The champagne corks were popping this week as Le Fabuleux finally made it to the River Danube. It certainly isn’t blue, but it is fast flowing. It has taken 2000km and 250 locks to do it. We have crossed the highest canal watershed in Europe at 420m above sea level and encountered huge 25m locks.
All week we have been on the Main-Danube Canal which was only opened in 1992. A formidable task to link the Rhine basin with the Danube basin and allow boats to travel all the way from the North Sea to the Black Sea a distance of some 4000km. There is another 2400km from where we are to the Black Sea.
We left Forchheim on Monday morning, after a relaxing break at Nick and Monika’s,and immediately encountered another pleasure boat heading for the Black Sea (eventually). The great photographs of our boat are courtesy of Gerda, who we accompanied with Tony most of the way along the canal. With their fluent german we were able to communicate much better with the locks by VHF radio, rather than the one way difficult conversations we had been having until then.
We had 140km to go and many very very deep locks and only 2 suitable places to stop along the way.
The first night we spent in Nuremberg and then the next day at 6.30 am we met up with an hotel boat (above) which as you can see barely fitted under the bridges. It stopped just after the first lock and we continued through 6 more deep locks to Beilngries where we stopped for two nights.
The 25m locks were incredible. Luckily most of them had floating bollards, so we just tied up to it and it held us to the side and floated up with us to the top. After Beilngries we joined the really beautiful Altmuhl River and went through past castles on cliff tops until at last late in the date we emerged on to the fast flowing River Danube. We cruised a few kilometres downstream to the marina at Saal and tied up at what turned out to be the most expensive marina in Germany and with possibly the grumpiest harbour master we have ever encountered. There is certainly no correlation between service and facilities and price paid. They even had the audacity to charge us 15 euros for taking our used oil without telling us there would be a charge.
We spent three days there, one day cleaning the boat from top to bottom and the next day we took the train to Regensberg, which is probably the best preserved mediaeval city we have seen in Germany. It has the oldest bridge of the Danube, having been built in 1186 and was for some time the only bridge over the Danube.

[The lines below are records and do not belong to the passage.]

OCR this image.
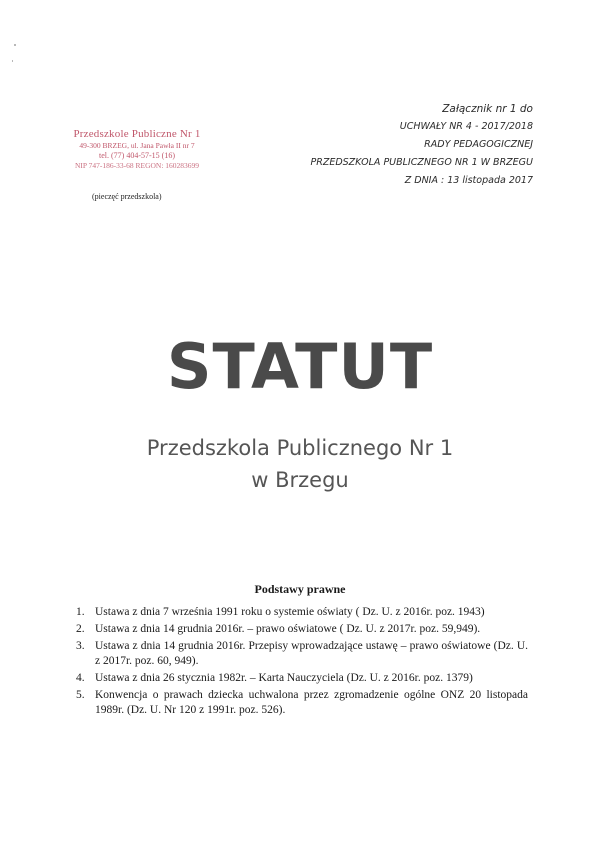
Przedszkole Publiczne Nr 1
49-300 BRZEG, ul. Jana Pawła II nr 7
tel. (77) 404-57-15 (16)
NIP 747-186-33-68 REGON: 160283699
(pieczęć przedszkola)
Załącznik nr 1 do
UCHWAŁY NR 4 - 2017/2018
RADY PEDAGOGICZNEJ
PRZEDSZKOLA PUBLICZNEGO NR 1 W BRZEGU
Z DNIA : 13 listopada 2017
STATUT
Przedszkola Publicznego Nr 1
w Brzegu
Podstawy prawne
1. Ustawa z dnia 7 września 1991 roku o systemie oświaty ( Dz. U. z 2016r. poz. 1943)
2. Ustawa z dnia 14 grudnia 2016r. – prawo oświatowe ( Dz. U. z 2017r. poz. 59,949).
3. Ustawa z dnia 14 grudnia 2016r. Przepisy wprowadzające ustawę – prawo oświatowe (Dz. U. z 2017r. poz. 60, 949).
4. Ustawa z dnia 26 stycznia 1982r. – Karta Nauczyciela (Dz. U. z 2016r. poz. 1379)
5. Konwencja o prawach dziecka uchwalona przez zgromadzenie ogólne ONZ 20 listopada 1989r. (Dz. U. Nr 120 z 1991r. poz. 526).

The current through the bridge (called The Strudel) is very very fast about 15km/h. By the bridge is the oldest sausage seller in Germany (or so they say) so we had a really delicious roll filled with two sausages cooked over an open fire and they were delicious. Then we continued wandering through the narrow cobbled streets passing the Old Rathaus where emperors and kings have met, until it was lunchtime.
We stopped at a busy cafe and shared a pizza that was probably the biggest we have ever seen (and extremely delicious). Then on the way back to the railway station by chance we stumbled upon St Emmerans Basilica which has two of the most beautiful churches in it that we have seen with fantastic painted ceilings. There were hardly anyone there. We had seen the famous Dom (or cathedral) before but this was so much more impressive even if it was not as big or high.
We had drinks with Tony and Gerda on their 15m boat Ottoland II that night and next morning started the long way back to Holland with 3 lots of guests joining us for various sections of the cruise, starting with Nick, Monika and the girls this Sunday. We are staying three days at Beilngries again as it is a pretty place and it gives us the chance to do some more cleaning and painting.
There is a restaurant right outside the boat, and all afternoon customers have been sitting there with their cold beers and huge icecream sundaes while we have been working outside in the hot hot sun. SO that’s enough for the blog this week we have other things to do…um… drink and eat. Ciao.